We have a current system that outputs an XML file which is in the following format:
<INVENTORY>
<ITEM>
<SERIALNUMBER>something</SERIALNUMBER>
<LOCATION>something</LOCATION>
<BARCODE>something</BARCODE>
</ITEM>
</INVENTORY>
I need to use this data to load into the standard .NET 2.0 grid. But the grid needs the XML to be in the following format:
<INVENTORY>
<ITEM serialNumber="something" location="something" barcode="something">
</ITEM>
</INVENTORY>
i.e. the child nodes of item need to be converted into attributes of the item node.
Does someone know how this can be done using XSLT?
The standard way to transform XML data into other formats is by Extensible Stylesheet Language Transformations (XSLT). You can use the built-in XSLTRANSFORM function to convert XML documents into HTML, plain text, or different XML schemas. XSLT uses stylesheets to convert XML into other data formats.
XSLT is used to transform XML document from one form to another form. XSLT uses Xpath to perform matching of nodes to perform these transformation . The result of applying XSLT to XML document could be an another XML document, HTML, text or any another document from technology perspective.
XSLTJSON: Transforming XML to JSON using XSLTXSLTJSON is an XSLT 2.0 stylesheet to transform arbitrary XML to JavaScript Object Notation (JSON). JSON is a lightweight data-interchange format based on a subset of the JavaScript language, and often offered as an alternative to XML in—for example—web services.

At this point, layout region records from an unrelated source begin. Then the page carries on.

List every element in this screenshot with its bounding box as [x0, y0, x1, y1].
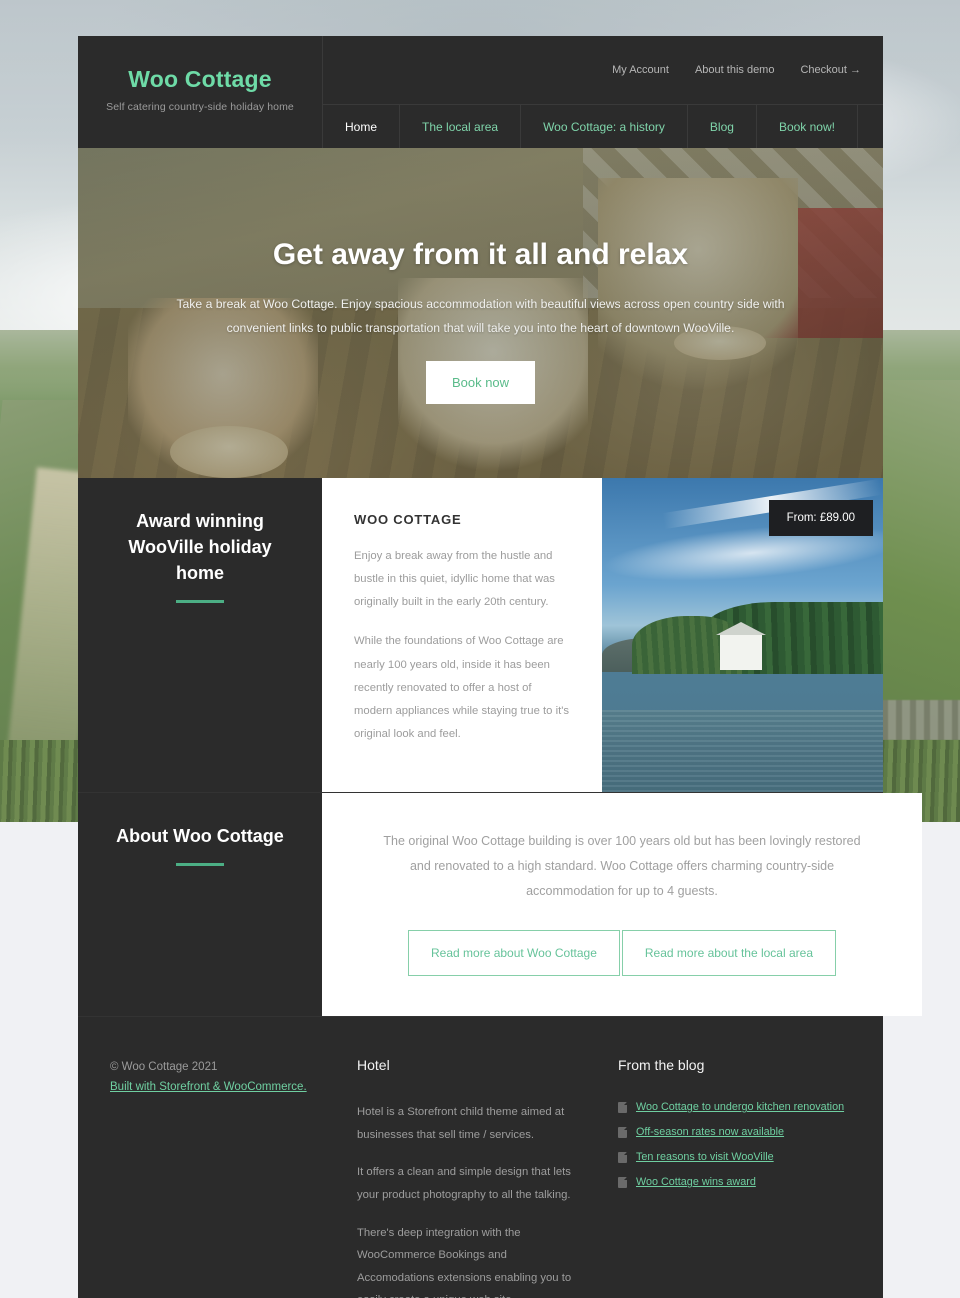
footer-hotel-paragraph-2: It offers a clean and simple design that… — [357, 1166, 571, 1202]
footer-column-hotel: Hotel Hotel is a Storefront child theme … — [322, 1057, 582, 1298]
hero-title: Get away from it all and relax — [272, 238, 689, 271]
about-heading-column: About Woo Cottage — [78, 793, 322, 1017]
list-item: Woo Cottage wins award — [618, 1176, 883, 1188]
price-badge: From: £89.00 — [768, 500, 873, 536]
blog-link[interactable]: Ten reasons to visit WooVille — [636, 1151, 774, 1163]
about-buttons: Read more about Woo Cottage Read more ab… — [408, 930, 836, 977]
document-icon — [618, 1176, 627, 1188]
secondary-navigation: My Account About this demo Checkout → — [323, 36, 883, 104]
about-paragraph: The original Woo Cottage building is ove… — [383, 834, 861, 899]
about-section-heading: About Woo Cottage — [116, 826, 284, 847]
list-item: Off-season rates now available — [618, 1126, 883, 1138]
site-footer: © Woo Cottage 2021 Built with Storefront… — [78, 1017, 883, 1298]
product-text: WOO COTTAGE Enjoy a break away from the … — [322, 478, 602, 792]
footer-copyright: © Woo Cottage 2021 — [110, 1061, 218, 1074]
product-image-lake-cottage[interactable]: From: £89.00 — [602, 478, 883, 793]
nav-woo-cottage-a-history[interactable]: Woo Cottage: a history — [521, 105, 688, 148]
image-lake-water — [602, 710, 883, 793]
site-container: Woo Cottage Self catering country-side h… — [78, 36, 922, 1298]
product-body: WOO COTTAGE Enjoy a break away from the … — [322, 478, 883, 793]
footer-column-copyright: © Woo Cottage 2021 Built with Storefront… — [78, 1057, 322, 1298]
document-icon — [618, 1151, 627, 1163]
nav-book-now[interactable]: Book now! — [757, 105, 858, 148]
image-white-cottage — [716, 622, 766, 670]
heading-underline — [176, 863, 224, 867]
hero-subtitle: Take a break at Woo Cottage. Enjoy spaci… — [176, 297, 785, 336]
site-title[interactable]: Woo Cottage — [78, 66, 322, 94]
footer-blog-heading: From the blog — [618, 1057, 705, 1074]
nav-checkout[interactable]: Checkout → — [800, 64, 861, 76]
blog-link[interactable]: Woo Cottage wins award — [636, 1176, 756, 1188]
footer-hotel-paragraph-1: Hotel is a Storefront child theme aimed … — [357, 1106, 565, 1141]
list-item: Ten reasons to visit WooVille — [618, 1151, 883, 1163]
heading-underline — [176, 600, 224, 604]
blog-link[interactable]: Off-season rates now available — [636, 1126, 784, 1138]
product-paragraph-2: While the foundations of Woo Cottage are… — [354, 635, 570, 741]
footer-hotel-heading: Hotel — [357, 1057, 390, 1074]
product-section: Award winning WooVille holiday home WOO … — [78, 478, 883, 793]
product-paragraph-1: Enjoy a break away from the hustle and b… — [354, 550, 555, 609]
footer-built-with-link[interactable]: Built with Storefront & WooCommerce. — [110, 1081, 307, 1093]
footer-column-blog: From the blog Woo Cottage to undergo kit… — [582, 1057, 883, 1298]
primary-navigation: Home The local area Woo Cottage: a histo… — [323, 104, 883, 148]
product-heading-column: Award winning WooVille holiday home — [78, 478, 322, 793]
hero-content: Get away from it all and relax Take a br… — [78, 148, 883, 478]
footer-hotel-paragraph-3: There's deep integration with the WooCom… — [357, 1226, 572, 1298]
hero-book-now-button[interactable]: Book now — [425, 360, 536, 404]
about-section: About Woo Cottage The original Woo Cotta… — [78, 793, 922, 1017]
about-body: The original Woo Cottage building is ove… — [322, 793, 922, 1017]
header-right: My Account About this demo Checkout → Ho… — [322, 36, 883, 148]
site-header: Woo Cottage Self catering country-side h… — [78, 36, 883, 148]
list-item: Woo Cottage to undergo kitchen renovatio… — [618, 1101, 883, 1113]
nav-about-this-demo[interactable]: About this demo — [695, 64, 775, 76]
document-icon — [618, 1126, 627, 1138]
blog-link[interactable]: Woo Cottage to undergo kitchen renovatio… — [636, 1101, 844, 1113]
nav-home[interactable]: Home — [323, 105, 401, 148]
nav-the-local-area[interactable]: The local area — [400, 105, 522, 148]
footer-blog-list: Woo Cottage to undergo kitchen renovatio… — [618, 1101, 883, 1188]
product-section-heading: Award winning WooVille holiday home — [128, 511, 272, 584]
hero-banner: Get away from it all and relax Take a br… — [78, 148, 883, 478]
site-branding[interactable]: Woo Cottage Self catering country-side h… — [78, 36, 322, 148]
nav-blog[interactable]: Blog — [688, 105, 757, 148]
read-more-local-area-button[interactable]: Read more about the local area — [621, 930, 836, 977]
document-icon — [618, 1101, 627, 1113]
site-tagline: Self catering country-side holiday home — [106, 100, 294, 113]
product-title: WOO COTTAGE — [354, 512, 462, 527]
nav-my-account[interactable]: My Account — [612, 64, 669, 76]
read-more-woo-cottage-button[interactable]: Read more about Woo Cottage — [408, 930, 620, 977]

XSLT <xsl:attribute> The <xsl:attribute> element is used to add attributes to elements. Note: The <xsl:attribute> element replaces existing attributes with equivalent names.
This should work:
<xsl:stylesheet version="1.0" xmlns:xsl="http://www.w3.org/1999/XSL/Transform">
<xsl:template match="INVENTORY">
<INVENTORY>
<xsl:apply-templates/>
</INVENTORY>
</xsl:template>
<xsl:template match="ITEM">
<ITEM>
<xsl:for-each select="*">
<xsl:attribute name="{name()}">
<xsl:value-of select="text()"/>
</xsl:attribute>
</xsl:for-each>
</ITEM>
</xsl:template>
</xsl:stylesheet>
Here is probably the simplest solution that will convert any children-elements of ITEM
to its attributes and will reproduce everything else as is, while converting the element names to any desired attribute names:
<xsl:stylesheet version="1.0"
xmlns:xsl="http://www.w3.org/1999/XSL/Transform">
<xsl:output omit-xml-declaration="yes" indent="yes"/>
<!-- -->
<xsl:strip-space elements="*"/>
<xsl:variable name="vrtfNameMapping">
<item name="SERIALNUMBER" newName="serialNumber"/>
<item name="LOCATION" newName="location"/>
<item name="BARCODE" newName="barcode"/>
</xsl:variable>
<!-- -->
<xsl:variable name="vNameMapping" select=
"document('')/*/xsl:variable[@name='vrtfNameMapping']"/>
<!-- -->
<xsl:template match="node()|@*">
<xsl:copy>
<xsl:apply-templates select="node()|@*"/>
</xsl:copy>
</xsl:template>
<!-- -->
<xsl:template match="ITEM/*">
<xsl:attribute name=
"{$vNameMapping/*[@name=name(current())]/@newName}">
<xsl:value-of select="."/>
</xsl:attribute>
</xsl:template>
</xsl:stylesheet>
when the above transformation is applied on the provided XML document:
<INVENTORY>
<ITEM>
<SERIALNUMBER>something</SERIALNUMBER>
<LOCATION>something</LOCATION>
<BARCODE>something</BARCODE>
</ITEM>
</INVENTORY>
the wanted result is produced:
<INVENTORY>
<ITEM serialNumber="something" location="something" barcode="something"/>
</INVENTORY>
Do note the following:
The use of the identity rule
The use of <xsl:strip-space elements="*"/>
The use of the variable vrtfNameMapping
without any xxx:node-set()
extension function.
The fact that we handle any mapping between a name and a newName, not only simple lower-casing.
If you love us? You can donate to us via Paypal or buy me a coffee so we can maintain and grow! Thank you!